A significant portion of the BART station parking lot should be devoted to affordable housing designed to serve neighborhood residents. With the city of Berkeley putting a $135 million bond for affordable housing on November’s ballot, we believe there is a real chance to get this affordable housing built. That bond measure will dovetail with the Adeline Corridor Plan, which the planning department has been working on for several years. That plan should include programs to end the displacement of long-time community members that has been occurring in part due to the lack of overall housing supply and especially the lack of subsidized affordable housing.

We also recognize that the development of responsible market-rate housing is critical to addressing the larger housing crisis in the East Bay. Small, locally-owned businesses along the Adeline Corridor have been hurt by the lack of housing and economic development in the Adeline/Alcatraz area. Additional housing along the corridor will benefit those locally-owned businesses by providing more customers. Additional housing will also generate the investment to support public benefits, including traffic calming and other safety measures, greening of public spaces and financial support for affordable housing in the neighborhood.

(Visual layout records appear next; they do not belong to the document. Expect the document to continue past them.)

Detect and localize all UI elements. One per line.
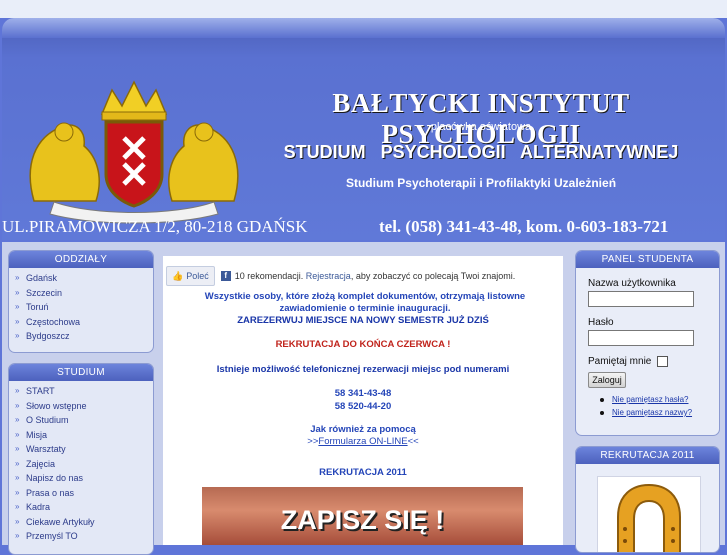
rekrutacja-heading: REKRUTACJA 2011 bbox=[319, 467, 407, 478]
branch-link-torun[interactable]: » Toruń bbox=[15, 300, 153, 315]
street-address: UL.PIRAMOWICZA 1/2, 80-218 GDAŃSK bbox=[2, 217, 308, 236]
facebook-like-button[interactable]: 👍 Poleć bbox=[166, 266, 215, 286]
reservation-phone-1: 58 341-43-48 bbox=[334, 388, 392, 399]
reserve-notice: ZAREZERWUJ MIEJSCE NA NOWY SEMESTR JUŻ D… bbox=[237, 315, 489, 326]
menu-link-warsztaty[interactable]: » Warsztaty bbox=[15, 442, 153, 457]
menu-link-zajecia[interactable]: » Zajęcia bbox=[15, 457, 153, 472]
double-chevron-icon: » bbox=[15, 516, 20, 526]
bullet-icon bbox=[600, 397, 604, 402]
double-chevron-icon: » bbox=[15, 458, 20, 468]
password-input[interactable] bbox=[588, 330, 694, 346]
double-chevron-icon: » bbox=[15, 316, 20, 326]
double-chevron-icon: » bbox=[15, 502, 20, 511]
password-label: Hasło bbox=[588, 317, 614, 328]
oddzialy-box: ODDZIAŁY » Gdańsk » Szczecin » Toruń » Częst… bbox=[8, 250, 154, 353]
studium-box: STUDIUM » START » Słowo wstępne » O Studium… bbox=[8, 363, 154, 555]
student-panel: PANEL STUDENTA Nazwa użytkownika Hasło P… bbox=[575, 250, 720, 436]
menu-link-przemysl[interactable]: » Przemyśl TO bbox=[15, 529, 153, 544]
branch-link-bydgoszcz[interactable]: » Bydgoszcz bbox=[15, 329, 153, 344]
horseshoe-icon bbox=[617, 483, 681, 552]
studium-menu: » START » Słowo wstępne » O Studium » Misja … bbox=[9, 381, 153, 544]
student-panel-heading: PANEL STUDENTA bbox=[576, 251, 719, 268]
facebook-register-link[interactable]: Rejestracja bbox=[306, 271, 351, 281]
branch-link-gdansk[interactable]: » Gdańsk bbox=[15, 271, 153, 286]
menu-link-kadra[interactable]: » Kadra bbox=[15, 500, 153, 515]
menu-link-artykuly[interactable]: » Ciekawe Artykuły bbox=[15, 515, 153, 530]
reservation-phone-2: 58 520-44-20 bbox=[334, 401, 392, 412]
phone-reservation-info: Istnieje możliwość telefonicznej rezerwa… bbox=[216, 364, 510, 375]
facebook-tail-text: , aby zobaczyć co polecają Twoi znajomi. bbox=[350, 271, 516, 281]
double-chevron-icon: » bbox=[15, 287, 20, 297]
menu-link-slowo-wstepne[interactable]: » Słowo wstępne bbox=[15, 399, 153, 414]
branch-link-czestochowa[interactable]: » Częstochowa bbox=[15, 315, 153, 330]
recruitment-deadline: REKRUTACJA DO KOŃCA CZERWCA ! bbox=[275, 339, 451, 350]
double-chevron-icon: » bbox=[15, 273, 20, 282]
double-chevron-icon: » bbox=[15, 302, 20, 311]
remember-checkbox[interactable] bbox=[657, 356, 669, 367]
header-gloss bbox=[2, 18, 725, 38]
double-chevron-icon: » bbox=[15, 444, 20, 453]
program-title: STUDIUM PSYCHOLOGII ALTERNATYWNEJ bbox=[283, 142, 679, 162]
menu-link-prasa[interactable]: » Prasa o nas bbox=[15, 486, 153, 501]
menu-link-start[interactable]: » START bbox=[15, 384, 153, 399]
institute-title: BAŁTYCKI INSTYTUT PSYCHOLOGII bbox=[332, 88, 630, 149]
forgot-password-row: Nie pamiętasz hasła? bbox=[600, 395, 719, 404]
facebook-like-bar: 👍 Poleć f 10 rekomendacji. Rejestracja ,… bbox=[166, 266, 515, 286]
double-chevron-icon: » bbox=[15, 429, 20, 439]
horseshoe-image[interactable] bbox=[597, 476, 701, 552]
rekrutacja-box-heading: REKRUTACJA 2011 bbox=[576, 447, 719, 464]
site-header: BAŁTYCKI INSTYTUT PSYCHOLOGII placówka o… bbox=[2, 18, 725, 240]
double-chevron-icon: » bbox=[15, 386, 20, 395]
online-form-link[interactable]: Formularza ON-LINE bbox=[318, 436, 407, 447]
rekrutacja-box: REKRUTACJA 2011 bbox=[575, 446, 720, 553]
menu-link-misja[interactable]: » Misja bbox=[15, 428, 153, 443]
double-chevron-icon: » bbox=[15, 331, 20, 340]
thumbs-up-icon: 👍 bbox=[172, 270, 184, 281]
program-subtitle: Studium Psychoterapii i Profilaktyki Uza… bbox=[345, 176, 617, 190]
recommendation-count: 10 rekomendacji. bbox=[234, 271, 304, 281]
double-chevron-icon: » bbox=[15, 400, 20, 410]
promo-text: ZAPISZ SIĘ ! bbox=[280, 505, 445, 535]
studium-heading: STUDIUM bbox=[9, 364, 153, 381]
signup-promo-banner[interactable]: ZAPISZ SIĘ ! bbox=[202, 487, 523, 545]
browser-top-strip bbox=[0, 0, 727, 18]
menu-link-o-studium[interactable]: » O Studium bbox=[15, 413, 153, 428]
double-chevron-icon: » bbox=[15, 487, 20, 497]
contact-phone: tel. (058) 341-43-48, kom. 0-603-183-721 bbox=[379, 217, 669, 236]
remember-row: Pamiętaj mnie bbox=[588, 356, 719, 367]
remember-label: Pamiętaj mnie bbox=[588, 356, 652, 367]
gdansk-crest-logo bbox=[29, 80, 239, 224]
online-form-line: >>Formularza ON-LINE<< bbox=[307, 436, 419, 447]
info-documents: Wszystkie osoby, które złożą komplet dok… bbox=[204, 291, 526, 314]
forgot-username-row: Nie pamiętasz nazwy? bbox=[600, 408, 719, 417]
menu-link-napisz[interactable]: » Napisz do nas bbox=[15, 471, 153, 486]
double-chevron-icon: » bbox=[15, 473, 20, 482]
bullet-icon bbox=[600, 410, 604, 415]
forgot-password-link[interactable]: Nie pamiętasz hasła? bbox=[612, 395, 688, 404]
login-button[interactable]: Zaloguj bbox=[588, 372, 626, 388]
oddzialy-menu: » Gdańsk » Szczecin » Toruń » Częstochowa » B… bbox=[9, 268, 153, 344]
forgot-username-link[interactable]: Nie pamiętasz nazwy? bbox=[612, 408, 692, 417]
branch-link-szczecin[interactable]: » Szczecin bbox=[15, 286, 153, 301]
oddzialy-heading: ODDZIAŁY bbox=[9, 251, 153, 268]
username-input[interactable] bbox=[588, 291, 694, 307]
institute-subtitle: placówka oświatowa bbox=[430, 121, 532, 133]
double-chevron-icon: » bbox=[15, 531, 20, 540]
double-chevron-icon: » bbox=[15, 415, 20, 424]
username-label: Nazwa użytkownika bbox=[588, 278, 676, 289]
facebook-icon: f bbox=[220, 271, 231, 281]
help-text: Jak również za pomocą bbox=[310, 424, 416, 435]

The plan should include developer requirements and incentives that support affordable units at Ashby BART and along the corridor in general. It should also ensure that when rezoning occurs, there is land-value recapture from any up-zoning that will be committed to creating community benefits efforts such as tenant support and focused case management of those at-risk of losing their housing. The Adeline Corridor Plan should also include programs that avoid business displacement along the corridor as it becomes more attractive.

The Adeline Corridor and Ashby BART station can become the community assets that neighbors deserve. It’s been fifty years in the making. Let’s find a path forward that has broad community support and get it done!

The meeting about the future the Ashby BART lot will be at 6:30 p.m. Aug. 2 at Longfellow Middle School, 1500 Derby St.

Peter Waller, Betsy Thagard, Jon Lau-South, Lilli Lew Hailer, Matt Nichols, and Teresa Clarke are all South Berkeley residents.